Veterans Treatment Courts are similar in structure to Drug Courts which operate as a diversion program to keep offenders who work with the court system out of prison by providing the tools needed for rehabilitation. Dr. Canada explained some of the differences between drug courts and veterans courts to Decoded Science, “Veteran courts are only for veterans whereas drug treatment courts (DTC) restrict participation to people who were arrested due to drugs. Veteran court models are very similar to DTC models except vet courts include a mentor (also a veteran) and tracker (someone who is a part of the court team who conducts random breathalyzers with vet court participants in between court hearings. Vet courts are not as widely utilized b/c they are a newer model.”

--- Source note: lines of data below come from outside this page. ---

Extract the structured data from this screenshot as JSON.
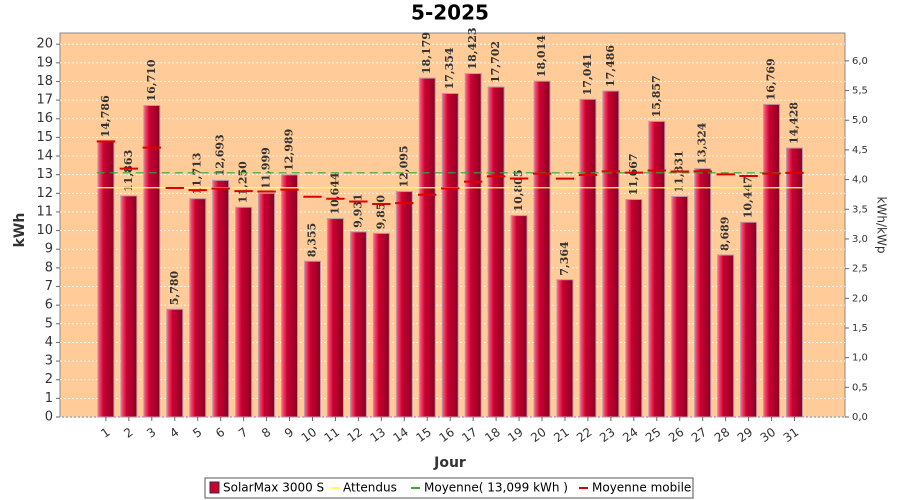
{
  "chart_data": {
    "type": "bar",
    "title": "5-2025",
    "xlabel": "Jour",
    "ylabel": "kWh",
    "y2label": "kWh/kWp",
    "categories": [
      "1",
      "2",
      "3",
      "4",
      "5",
      "6",
      "7",
      "8",
      "9",
      "10",
      "11",
      "12",
      "13",
      "14",
      "15",
      "16",
      "17",
      "18",
      "19",
      "20",
      "21",
      "22",
      "23",
      "24",
      "25",
      "26",
      "27",
      "28",
      "29",
      "30",
      "31"
    ],
    "series": [
      {
        "name": "SolarMax 3000 S",
        "color": "#cc0033",
        "values": [
          14.786,
          11.863,
          16.71,
          5.78,
          11.713,
          12.693,
          11.25,
          11.999,
          12.989,
          8.355,
          10.644,
          9.931,
          9.85,
          12.095,
          18.179,
          17.354,
          18.423,
          17.702,
          10.805,
          18.014,
          7.364,
          17.041,
          17.486,
          11.667,
          15.857,
          11.831,
          13.324,
          8.689,
          10.447,
          16.769,
          14.428
        ],
        "value_labels": [
          "14,786",
          "11,863",
          "16,710",
          "5,780",
          "11,713",
          "12,693",
          "11,250",
          "11,999",
          "12,989",
          "8,355",
          "10,644",
          "9,931",
          "9,850",
          "12,095",
          "18,179",
          "17,354",
          "18,423",
          "17,702",
          "10,805",
          "18,014",
          "7,364",
          "17,041",
          "17,486",
          "11,667",
          "15,857",
          "11,831",
          "13,324",
          "8,689",
          "10,447",
          "16,769",
          "14,428"
        ]
      }
    ],
    "expected": {
      "name": "Attendus",
      "color": "#ffff66",
      "value": 12.3
    },
    "average": {
      "name": "Moyenne( 13,099 kWh )",
      "color": "#33aa33",
      "value": 13.099
    },
    "moving_average": {
      "name": "Moyenne mobile",
      "color": "#dd0000",
      "values": [
        14.786,
        13.325,
        14.453,
        12.285,
        12.17,
        12.258,
        12.114,
        12.099,
        12.198,
        11.814,
        11.707,
        11.559,
        11.428,
        11.476,
        11.922,
        12.262,
        12.624,
        12.906,
        12.796,
        13.057,
        12.786,
        12.979,
        13.175,
        13.112,
        13.222,
        13.169,
        13.174,
        13.014,
        12.926,
        13.054,
        13.098
      ]
    },
    "ylim": [
      0,
      20.6
    ],
    "yticks": [
      0,
      1,
      2,
      3,
      4,
      5,
      6,
      7,
      8,
      9,
      10,
      11,
      12,
      13,
      14,
      15,
      16,
      17,
      18,
      19,
      20
    ],
    "y2lim": [
      0,
      6.47
    ],
    "y2ticks": [
      {
        "value": 0,
        "label": "0,0"
      },
      {
        "value": 0.5,
        "label": "0,5"
      },
      {
        "value": 1,
        "label": "1,0"
      },
      {
        "value": 1.5,
        "label": "1,5"
      },
      {
        "value": 2,
        "label": "2,0"
      },
      {
        "value": 2.5,
        "label": "2,5"
      },
      {
        "value": 3,
        "label": "3,0"
      },
      {
        "value": 3.5,
        "label": "3,5"
      },
      {
        "value": 4,
        "label": "4,0"
      },
      {
        "value": 4.5,
        "label": "4,5"
      },
      {
        "value": 5,
        "label": "5,0"
      },
      {
        "value": 5.5,
        "label": "5,5"
      },
      {
        "value": 6,
        "label": "6,0"
      }
    ],
    "grid": true,
    "background": "#ffcc99"
  }
}
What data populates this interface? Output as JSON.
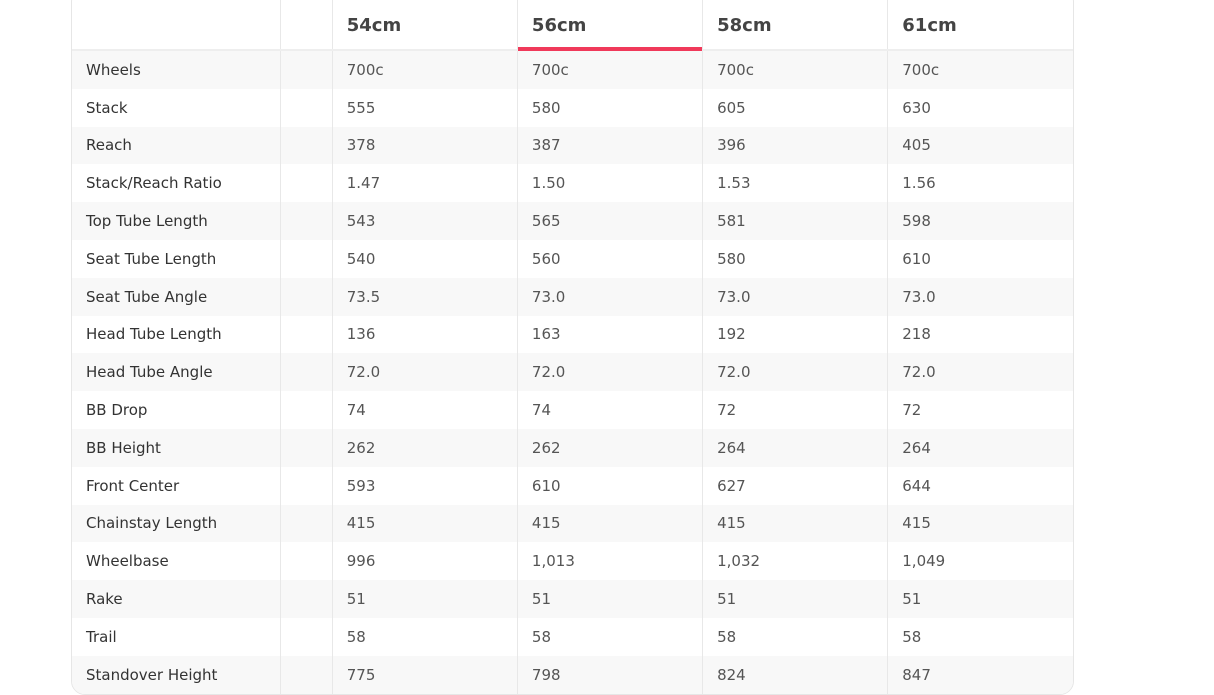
{
  "accent_color": "#f0395a",
  "selected_size": "56cm",
  "columns": [
    "54cm",
    "56cm",
    "58cm",
    "61cm"
  ],
  "rows": [
    {
      "label": "Wheels",
      "values": [
        "700c",
        "700c",
        "700c",
        "700c"
      ]
    },
    {
      "label": "Stack",
      "values": [
        "555",
        "580",
        "605",
        "630"
      ]
    },
    {
      "label": "Reach",
      "values": [
        "378",
        "387",
        "396",
        "405"
      ]
    },
    {
      "label": "Stack/Reach Ratio",
      "values": [
        "1.47",
        "1.50",
        "1.53",
        "1.56"
      ]
    },
    {
      "label": "Top Tube Length",
      "values": [
        "543",
        "565",
        "581",
        "598"
      ]
    },
    {
      "label": "Seat Tube Length",
      "values": [
        "540",
        "560",
        "580",
        "610"
      ]
    },
    {
      "label": "Seat Tube Angle",
      "values": [
        "73.5",
        "73.0",
        "73.0",
        "73.0"
      ]
    },
    {
      "label": "Head Tube Length",
      "values": [
        "136",
        "163",
        "192",
        "218"
      ]
    },
    {
      "label": "Head Tube Angle",
      "values": [
        "72.0",
        "72.0",
        "72.0",
        "72.0"
      ]
    },
    {
      "label": "BB Drop",
      "values": [
        "74",
        "74",
        "72",
        "72"
      ]
    },
    {
      "label": "BB Height",
      "values": [
        "262",
        "262",
        "264",
        "264"
      ]
    },
    {
      "label": "Front Center",
      "values": [
        "593",
        "610",
        "627",
        "644"
      ]
    },
    {
      "label": "Chainstay Length",
      "values": [
        "415",
        "415",
        "415",
        "415"
      ]
    },
    {
      "label": "Wheelbase",
      "values": [
        "996",
        "1,013",
        "1,032",
        "1,049"
      ]
    },
    {
      "label": "Rake",
      "values": [
        "51",
        "51",
        "51",
        "51"
      ]
    },
    {
      "label": "Trail",
      "values": [
        "58",
        "58",
        "58",
        "58"
      ]
    },
    {
      "label": "Standover Height",
      "values": [
        "775",
        "798",
        "824",
        "847"
      ]
    }
  ]
}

Veteran Treatment Courts are special courts that provide mentors who understand the veteran experience, They’re a place where specialists can share information about other programs for veterans, and  offer a familiar structure for those veterans who chose to participate.  Justice for Vets cites a sense of camaraderie in the courts that make it easier for veterans to feel understood.

Dr. Canada anticipates the courts will prove effective, though it will take a couple of years to collect sufficient data. She states she “would expect that we will see similar outcomes to other specialty courts—mental health, drug treatment courts, etc.,-which generally show that among the people who decide to participate in the program, there is a marked reduction in recidivism both pre/post court intervention and when program participants are compared to a matched sample.”  In short, specialty courts have reduced recidivism in a cost-effective manner.

A Call for Social Worker Training

The researchers conclude that social workers can play an important role in helping veterans,  either through the “Veterans Administration or through community agencies to provide mental health evaluations, casework services, therapy, and/or advocacy for court participants.”

Dr. Canada would like to see more specialized training available for social workers who help veterans.  She reports that the University of Missouri School of Social Work has “a specialized military certificate program available for our MSW students.”  Veterans face unique challenges.  It makes good sense to equip those who work with them for success.  Veterans deserve support, and a second chance.